Despite the challenges, Edwards is committed to vaccine safety evaluation. “I became a doctor because I didn’t want kids to be sick,” she says. “Why would I not be concerned if vaccines were in any way contributing to illness and not preventing disease?”

At a vaccine administration event, a nurse sits at a table with a tray of sugar cubes on top. Two young girls peer over the table to see the sugar cubes with their mother standing behind them.

At a 1961 polio vaccination event, sugar cubes containing the oral vaccine are provided to children. Photo: CDC Public Health Image Library

The “Invisible Success” Problem

The success of the vaccines Edwards helped develop—for pertussis, Hib, smallpox, and more—has created an unexpected challenge in a generation of physicians who may never have seen the diseases they prevent.

When Edwards mentions Hib meningitis or polio to residents now, they don’t immediately know what the symptoms look like. These diseases are incredibly rare thanks to widespread vaccination. Vaccines are “like the Maytag repairman,” Edwards says. “We have such a good product that people don’t know the diseases that the vaccines prevent.”

But the consequences of that “invisible success” are already apparent as people become less aware of the threats posed by once-common diseases. Recently, deadly outbreaks of measles have occurred in the United States as vaccination rates have dropped.

Edwards identifies three barriers to vaccine acceptance. First, people don’t see some of the diseases as relevant anymore. She remembers summers growing up when her mother kept her from going swimming because of the threat of polio. Edwards says she was eager to get the sugar cube vaccine at school. Without a visible threat, urgency disappears.

Second, many people are afraid that the vaccines are not safe and are unaware of the vaccine development process and its layers of scrutiny and oversight. Researchers spend years testing potential vaccines in the laboratory to find a safe, effective formulation, then three escalating phases of human trials follow. Small groups to refine the dose, larger groups to ensure safety, and massive trials involving tens of thousands of vaccine recipients to confirm the vaccine truly prevents disease. By the time a vaccine reaches the public, it has already cleared an extraordinary series of independent reviews and safety checks.
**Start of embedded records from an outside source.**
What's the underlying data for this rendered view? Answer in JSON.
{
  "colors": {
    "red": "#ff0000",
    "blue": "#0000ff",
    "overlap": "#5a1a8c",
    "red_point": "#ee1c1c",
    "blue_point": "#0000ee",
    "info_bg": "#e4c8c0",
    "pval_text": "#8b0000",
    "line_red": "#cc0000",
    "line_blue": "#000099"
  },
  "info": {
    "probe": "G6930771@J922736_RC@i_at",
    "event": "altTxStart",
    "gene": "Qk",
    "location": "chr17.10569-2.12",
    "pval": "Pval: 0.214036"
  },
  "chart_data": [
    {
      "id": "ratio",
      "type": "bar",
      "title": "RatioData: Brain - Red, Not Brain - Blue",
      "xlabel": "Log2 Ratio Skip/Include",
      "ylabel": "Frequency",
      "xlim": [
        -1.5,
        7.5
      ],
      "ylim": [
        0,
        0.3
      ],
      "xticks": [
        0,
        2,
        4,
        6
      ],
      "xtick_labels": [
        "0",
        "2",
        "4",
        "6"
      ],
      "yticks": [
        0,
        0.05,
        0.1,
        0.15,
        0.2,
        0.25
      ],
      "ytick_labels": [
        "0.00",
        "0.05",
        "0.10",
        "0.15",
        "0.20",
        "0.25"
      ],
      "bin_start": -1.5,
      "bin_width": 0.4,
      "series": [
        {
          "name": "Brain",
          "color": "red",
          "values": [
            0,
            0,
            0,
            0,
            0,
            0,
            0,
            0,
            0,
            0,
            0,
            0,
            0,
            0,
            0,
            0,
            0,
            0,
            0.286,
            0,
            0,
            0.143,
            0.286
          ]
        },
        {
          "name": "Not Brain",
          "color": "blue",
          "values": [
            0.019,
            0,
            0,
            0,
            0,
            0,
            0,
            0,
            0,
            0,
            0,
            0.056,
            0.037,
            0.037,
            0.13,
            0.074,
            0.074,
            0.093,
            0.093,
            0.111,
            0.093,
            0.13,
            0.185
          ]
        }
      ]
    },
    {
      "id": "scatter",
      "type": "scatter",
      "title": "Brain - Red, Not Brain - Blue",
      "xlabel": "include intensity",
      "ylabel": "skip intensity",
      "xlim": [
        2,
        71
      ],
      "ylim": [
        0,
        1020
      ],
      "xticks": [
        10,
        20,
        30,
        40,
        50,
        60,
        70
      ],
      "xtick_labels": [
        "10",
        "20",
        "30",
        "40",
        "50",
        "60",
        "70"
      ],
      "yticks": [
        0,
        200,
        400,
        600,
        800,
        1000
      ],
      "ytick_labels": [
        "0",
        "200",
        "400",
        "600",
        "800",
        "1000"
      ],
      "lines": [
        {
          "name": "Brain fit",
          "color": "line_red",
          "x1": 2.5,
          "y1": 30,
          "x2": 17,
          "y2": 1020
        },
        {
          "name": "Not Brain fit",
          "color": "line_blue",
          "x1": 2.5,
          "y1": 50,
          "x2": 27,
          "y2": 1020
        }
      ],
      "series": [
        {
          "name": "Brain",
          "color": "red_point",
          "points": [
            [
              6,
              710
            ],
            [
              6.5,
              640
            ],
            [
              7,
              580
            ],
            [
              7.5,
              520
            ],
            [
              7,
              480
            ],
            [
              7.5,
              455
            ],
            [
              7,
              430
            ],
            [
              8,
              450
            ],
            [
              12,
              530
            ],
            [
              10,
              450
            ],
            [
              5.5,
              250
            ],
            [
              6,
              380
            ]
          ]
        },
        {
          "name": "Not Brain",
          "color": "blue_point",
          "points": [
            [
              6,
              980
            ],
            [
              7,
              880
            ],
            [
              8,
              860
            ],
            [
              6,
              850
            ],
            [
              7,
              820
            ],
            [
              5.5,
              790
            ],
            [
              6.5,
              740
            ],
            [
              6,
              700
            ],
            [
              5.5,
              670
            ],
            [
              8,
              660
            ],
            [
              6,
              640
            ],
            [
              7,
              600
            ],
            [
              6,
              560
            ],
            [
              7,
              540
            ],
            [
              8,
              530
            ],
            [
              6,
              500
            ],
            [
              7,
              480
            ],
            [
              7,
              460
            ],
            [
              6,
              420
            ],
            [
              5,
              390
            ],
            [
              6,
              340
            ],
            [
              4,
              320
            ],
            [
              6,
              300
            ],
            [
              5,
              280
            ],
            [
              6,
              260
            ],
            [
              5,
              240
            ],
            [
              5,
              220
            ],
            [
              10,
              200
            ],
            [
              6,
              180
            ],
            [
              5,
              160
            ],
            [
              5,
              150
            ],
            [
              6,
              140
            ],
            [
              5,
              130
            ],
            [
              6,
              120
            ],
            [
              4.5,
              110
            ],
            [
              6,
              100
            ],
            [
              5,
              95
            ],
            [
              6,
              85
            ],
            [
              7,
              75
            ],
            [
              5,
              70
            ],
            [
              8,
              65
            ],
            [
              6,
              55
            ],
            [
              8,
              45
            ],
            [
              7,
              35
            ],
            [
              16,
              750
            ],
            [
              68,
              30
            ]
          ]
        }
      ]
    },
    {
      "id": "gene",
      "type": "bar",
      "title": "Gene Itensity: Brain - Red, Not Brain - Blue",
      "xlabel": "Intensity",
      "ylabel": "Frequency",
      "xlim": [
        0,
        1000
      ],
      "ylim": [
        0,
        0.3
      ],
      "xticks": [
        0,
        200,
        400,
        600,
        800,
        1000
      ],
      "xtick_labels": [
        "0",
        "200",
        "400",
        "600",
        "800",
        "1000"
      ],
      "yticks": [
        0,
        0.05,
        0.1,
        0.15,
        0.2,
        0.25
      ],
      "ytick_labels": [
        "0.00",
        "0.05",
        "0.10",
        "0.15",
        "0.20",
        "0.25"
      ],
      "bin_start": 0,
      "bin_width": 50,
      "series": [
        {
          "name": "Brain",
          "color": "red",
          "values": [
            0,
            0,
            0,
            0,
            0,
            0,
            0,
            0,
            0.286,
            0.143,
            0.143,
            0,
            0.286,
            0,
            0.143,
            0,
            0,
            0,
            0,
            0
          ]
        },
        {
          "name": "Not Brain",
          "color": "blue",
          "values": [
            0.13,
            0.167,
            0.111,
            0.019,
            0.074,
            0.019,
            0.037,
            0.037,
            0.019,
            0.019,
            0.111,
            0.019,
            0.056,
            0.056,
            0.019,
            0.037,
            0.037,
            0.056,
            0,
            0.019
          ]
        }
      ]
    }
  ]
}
Third, there’s resistance to being “told what to do,” or “mandated” to receive certain vaccines, even in the interest of community protection, a concept that has become increasingly important as the number of children who cannot safely receive certain vaccines has grown dramatically, including bone marrow transplant recipients, cancer patients, children with immune deficiencies, and heart transplant recipients. These vulnerable populations depend on community-wide immunity to slow or prevent transmission of infectious diseases.

The Ultimate Goal: Prevention Over Treatment

Even in her retirement, Edwards’ commitment to preventing disease drives her. She remains active in vaccine safety work, serving on multiple Data Safety and Monitoring Committees. The infrastructure she helped build—the surveillance systems, the safety protocols, the collaborative networks—continues through the scientists Edwards has mentored, many of whom now run the surveillance and safety programs she helped establish.

She thinks often about what’s at stake. “Prevention of disease is just so much more effective than having to treat when kids are sick,” she says. “Vaccines have had an enormous impact on the global burden of disease.”

The contrast with that June night in 1976 is stark. Back then, Edwards could only watch as a child died from a devastating infection that can now be prevented. In the decades since, she has helped build the tools to prevent deadly infections and the systems to ensure they are safe. Across 50 years of patient care, research, and vaccine safety oversight, her purpose has remained the same: to stop children from arriving at the hospital in the first place.